Behold my dear ones, why the great and wise Paul advices his disciple Timothy, and not only him, but all of us, saying: “This know also, that in the last days perilous times shall come. For men shall be lovers of their own selves, covetous, boasters, proud, blasphemers, disobedient to parents, unthankful, unholy, and ungrateful” (2 Tim. 3:2)… “ Having a form of godliness, but denying the power thereof: from such turn away” (2 Tim. 3:5).
We, as members of the mystical body of Christ, namely of His Church, enjoy God’s benevolence, as well as the healing that was brought forth by the divine Word, Christ, to “all the nature of men stricken by leprosy” as the God-bearing Fathers of the Church teach.

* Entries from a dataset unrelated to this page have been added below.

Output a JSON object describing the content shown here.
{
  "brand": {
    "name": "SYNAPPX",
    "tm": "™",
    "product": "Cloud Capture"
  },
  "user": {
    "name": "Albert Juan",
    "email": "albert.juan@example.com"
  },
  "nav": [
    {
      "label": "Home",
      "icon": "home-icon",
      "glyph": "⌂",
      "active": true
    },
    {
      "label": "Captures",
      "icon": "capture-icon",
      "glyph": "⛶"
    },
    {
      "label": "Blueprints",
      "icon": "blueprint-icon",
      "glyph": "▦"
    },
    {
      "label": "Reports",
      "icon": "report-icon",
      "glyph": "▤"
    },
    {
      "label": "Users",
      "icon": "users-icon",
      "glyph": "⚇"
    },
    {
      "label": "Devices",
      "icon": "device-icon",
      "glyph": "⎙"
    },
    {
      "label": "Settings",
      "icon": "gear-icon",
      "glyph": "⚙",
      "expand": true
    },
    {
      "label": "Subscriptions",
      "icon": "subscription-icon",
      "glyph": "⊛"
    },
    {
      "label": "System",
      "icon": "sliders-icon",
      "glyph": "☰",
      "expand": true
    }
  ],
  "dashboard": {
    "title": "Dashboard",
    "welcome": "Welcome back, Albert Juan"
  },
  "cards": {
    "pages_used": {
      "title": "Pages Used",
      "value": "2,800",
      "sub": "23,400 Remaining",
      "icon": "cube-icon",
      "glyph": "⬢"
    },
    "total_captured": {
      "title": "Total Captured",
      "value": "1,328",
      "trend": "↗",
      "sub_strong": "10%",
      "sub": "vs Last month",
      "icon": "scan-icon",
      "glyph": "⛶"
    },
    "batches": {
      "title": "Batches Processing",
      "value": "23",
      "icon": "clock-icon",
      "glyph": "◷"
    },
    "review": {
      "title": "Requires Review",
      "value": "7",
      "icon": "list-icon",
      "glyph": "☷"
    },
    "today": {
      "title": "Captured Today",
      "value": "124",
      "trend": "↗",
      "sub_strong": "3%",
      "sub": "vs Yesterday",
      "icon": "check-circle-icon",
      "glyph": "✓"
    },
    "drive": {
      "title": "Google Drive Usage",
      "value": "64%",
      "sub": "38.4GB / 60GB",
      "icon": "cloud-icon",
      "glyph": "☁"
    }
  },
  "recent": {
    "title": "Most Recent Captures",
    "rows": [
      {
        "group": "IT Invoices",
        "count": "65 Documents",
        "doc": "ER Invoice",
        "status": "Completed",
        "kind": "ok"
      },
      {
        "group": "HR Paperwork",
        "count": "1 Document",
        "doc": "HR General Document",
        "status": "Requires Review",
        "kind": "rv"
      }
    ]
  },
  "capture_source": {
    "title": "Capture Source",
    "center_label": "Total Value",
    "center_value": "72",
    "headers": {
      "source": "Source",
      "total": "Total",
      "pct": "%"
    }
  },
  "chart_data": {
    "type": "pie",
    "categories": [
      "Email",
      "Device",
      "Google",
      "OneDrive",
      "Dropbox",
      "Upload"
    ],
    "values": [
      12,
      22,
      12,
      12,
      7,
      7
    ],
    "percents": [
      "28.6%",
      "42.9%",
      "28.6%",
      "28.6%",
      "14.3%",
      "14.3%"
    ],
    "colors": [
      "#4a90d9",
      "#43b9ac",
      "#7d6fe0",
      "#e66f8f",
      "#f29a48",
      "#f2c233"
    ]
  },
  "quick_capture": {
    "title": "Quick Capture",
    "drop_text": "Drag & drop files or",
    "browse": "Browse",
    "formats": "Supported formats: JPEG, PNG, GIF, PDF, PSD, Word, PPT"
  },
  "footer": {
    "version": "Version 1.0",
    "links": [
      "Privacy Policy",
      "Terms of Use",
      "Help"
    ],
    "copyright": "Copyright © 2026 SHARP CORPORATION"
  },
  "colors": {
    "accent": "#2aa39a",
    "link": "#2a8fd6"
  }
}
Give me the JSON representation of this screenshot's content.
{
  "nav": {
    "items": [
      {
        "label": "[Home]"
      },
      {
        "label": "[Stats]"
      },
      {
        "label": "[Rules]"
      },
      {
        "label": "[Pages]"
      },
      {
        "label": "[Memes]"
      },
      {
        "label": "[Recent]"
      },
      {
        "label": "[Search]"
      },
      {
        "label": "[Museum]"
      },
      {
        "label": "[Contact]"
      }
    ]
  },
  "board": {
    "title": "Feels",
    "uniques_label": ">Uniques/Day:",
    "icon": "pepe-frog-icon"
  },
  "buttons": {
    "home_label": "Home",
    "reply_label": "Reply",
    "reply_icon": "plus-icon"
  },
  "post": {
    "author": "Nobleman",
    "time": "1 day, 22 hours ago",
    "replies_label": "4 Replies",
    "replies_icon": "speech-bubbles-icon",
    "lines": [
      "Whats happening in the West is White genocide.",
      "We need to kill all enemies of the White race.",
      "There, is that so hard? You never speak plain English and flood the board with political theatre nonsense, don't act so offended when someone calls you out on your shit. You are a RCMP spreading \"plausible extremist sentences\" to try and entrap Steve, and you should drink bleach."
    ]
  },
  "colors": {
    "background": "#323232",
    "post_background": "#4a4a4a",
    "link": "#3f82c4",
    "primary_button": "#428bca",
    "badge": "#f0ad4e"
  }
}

This healing of the physical and mental infirmities of ours is made possible within the Church and by the Church, which is the sanatorium and hospital of all who participate in its liturgical and sacramental life in fear and faith and love, but also in a clear conscience.
Our way of “giving glory and thanksgiving to God” is the order by St. Paul saying: Brothers, “ But now ye also put off all these; anger, wrath, malice, blasphemy, filthy communication out of your mouth. Lie not one to another, seeing that ye have put off the old man with his deeds; And have put on the new man, which is renewed in knowledge after the image of him that created him: Where there is neither Greek nor Jew, circumcision nor uncircumcision, Barbarian, Scythian, bond nor free: but Christ is all, and in all” (Col. 3:8-11). Amen.
After the Divine Liturgy His Beatitude inaugurated the new hall which is going to be the Hegoumeneion, refectory and reception hall and has been built by the Caretaker of the Monastery Monk Vissarion.
At noon Monk Vissarion offered a meal to His Beatitude and the congregation.